YARGITAY KARARI
DAİRE : 11. Hukuk Dairesi
ESAS NO : 2022/1148
KARAR NO : 2023/3530
KARAR TARİHİ : 06.06.2023
MAHKEMESİ : Konya Bölge Adliye Mahkemesi 6. Hukuk Dairesi
SAYISI : 2021/1327 Esas, 2021/2031 Karar
HÜKÜM : Kabul
Taraflar arasında İlk Derece Mahkemesinde görülen ve istinaf incelemesinden geçen kambiyo senedinden dolayı borçlu olmadığının tespiti davasında verilen karar hakkında yapılan temyiz incelemesi sonucunda, Dairece Bölge Adliye Mahkemesi kararının bozulmasına karar verilmiştir
Bölge Adliye Mahkemesince bozmaya uyularak yeniden yapılan yargılama sonucunda; davanın kabulüne karar verilmiştir.

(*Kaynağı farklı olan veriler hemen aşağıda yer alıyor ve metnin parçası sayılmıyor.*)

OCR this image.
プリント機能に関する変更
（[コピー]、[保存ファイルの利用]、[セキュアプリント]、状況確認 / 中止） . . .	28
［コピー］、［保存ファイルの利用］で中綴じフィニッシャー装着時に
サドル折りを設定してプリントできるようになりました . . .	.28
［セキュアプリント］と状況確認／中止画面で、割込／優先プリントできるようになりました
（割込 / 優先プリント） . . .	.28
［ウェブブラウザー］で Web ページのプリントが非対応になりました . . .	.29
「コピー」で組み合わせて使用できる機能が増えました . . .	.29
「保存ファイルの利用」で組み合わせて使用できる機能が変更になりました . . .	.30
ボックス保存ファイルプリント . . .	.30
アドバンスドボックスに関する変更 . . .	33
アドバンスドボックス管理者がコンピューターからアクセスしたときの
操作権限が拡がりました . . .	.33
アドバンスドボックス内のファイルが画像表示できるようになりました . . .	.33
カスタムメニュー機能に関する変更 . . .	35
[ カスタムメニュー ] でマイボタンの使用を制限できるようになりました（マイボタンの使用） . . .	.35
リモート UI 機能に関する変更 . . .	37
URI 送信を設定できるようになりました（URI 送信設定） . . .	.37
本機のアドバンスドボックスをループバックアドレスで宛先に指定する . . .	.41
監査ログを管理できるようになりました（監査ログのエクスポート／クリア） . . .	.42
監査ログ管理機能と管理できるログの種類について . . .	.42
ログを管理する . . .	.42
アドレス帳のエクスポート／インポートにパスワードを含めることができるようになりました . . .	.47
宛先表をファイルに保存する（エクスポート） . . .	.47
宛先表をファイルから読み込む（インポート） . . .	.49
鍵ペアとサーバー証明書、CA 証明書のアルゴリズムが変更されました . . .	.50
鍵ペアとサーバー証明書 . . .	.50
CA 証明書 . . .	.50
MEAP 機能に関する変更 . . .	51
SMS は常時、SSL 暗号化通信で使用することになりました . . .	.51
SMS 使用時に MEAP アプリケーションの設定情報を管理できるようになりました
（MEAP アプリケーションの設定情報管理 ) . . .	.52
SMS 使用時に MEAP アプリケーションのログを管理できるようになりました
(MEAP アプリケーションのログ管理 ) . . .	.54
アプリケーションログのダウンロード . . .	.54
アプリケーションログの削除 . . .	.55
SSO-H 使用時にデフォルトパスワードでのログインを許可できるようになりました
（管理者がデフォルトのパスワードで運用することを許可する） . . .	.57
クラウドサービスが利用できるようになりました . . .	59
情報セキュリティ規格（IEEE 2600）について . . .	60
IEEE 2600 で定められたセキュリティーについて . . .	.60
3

Bölge Adliye Mahkemesi kararı, Yargıtayca duruşma istemli olarak davalı vekili tarafından temyiz edilmekle; kesinlik, süre, temyiz şartı ve diğer usul eksiklikleri yönünden yapılan ön inceleme sonucunda, temyiz dilekçesinin kabulüne karar verildi. Duruşma için belirlenen 06.06.2023 günü hazır bulunan davacı vekili Av. … ile davalı vekili Av. … dinlenildikten sonra duruşmalı işlerin yoğunluğu ve süre darlığından ötürü işin incelenerek karara bağlanması ileriye bırakıldı. Tetkik Hâkimi tarafından hazırlanan rapor dinlendikten sonra dosyadaki belgeler incelenip, gereği düşünüldü.
I. DAVA
Davacı vekili dava dilekçesinde; müvekkili şirketin yetkili müdürünün dava dışı …olduğunu, bu kişinin şahsi harcamalar yapması, kendi hesabına para aktarması, bunları belgelendirememesi nedenleriyle huzursuzluklar çıktığını, şirketin geçmişe yönelik borçlandırıldığını, bu işlemin …’nin kuzeni olan davalı …’a senet düzenleyerek yapıldığını ileri sürerek müvekkilinin davalıya borçlu olmadığının tespitini, dava konusu takibin durdurulması amacıyla ihtiyati tedbir kararı verilmesini, yargılamanın devamı sırasında davalı tarafından yapılacak olası tahsilatların davalı taraftan yasal faizi ile birlikte istirdatını, kötüniyetli davalının %20’den aşağı olmamak üzere tazminata mahkum edilmesini talep etmiştir.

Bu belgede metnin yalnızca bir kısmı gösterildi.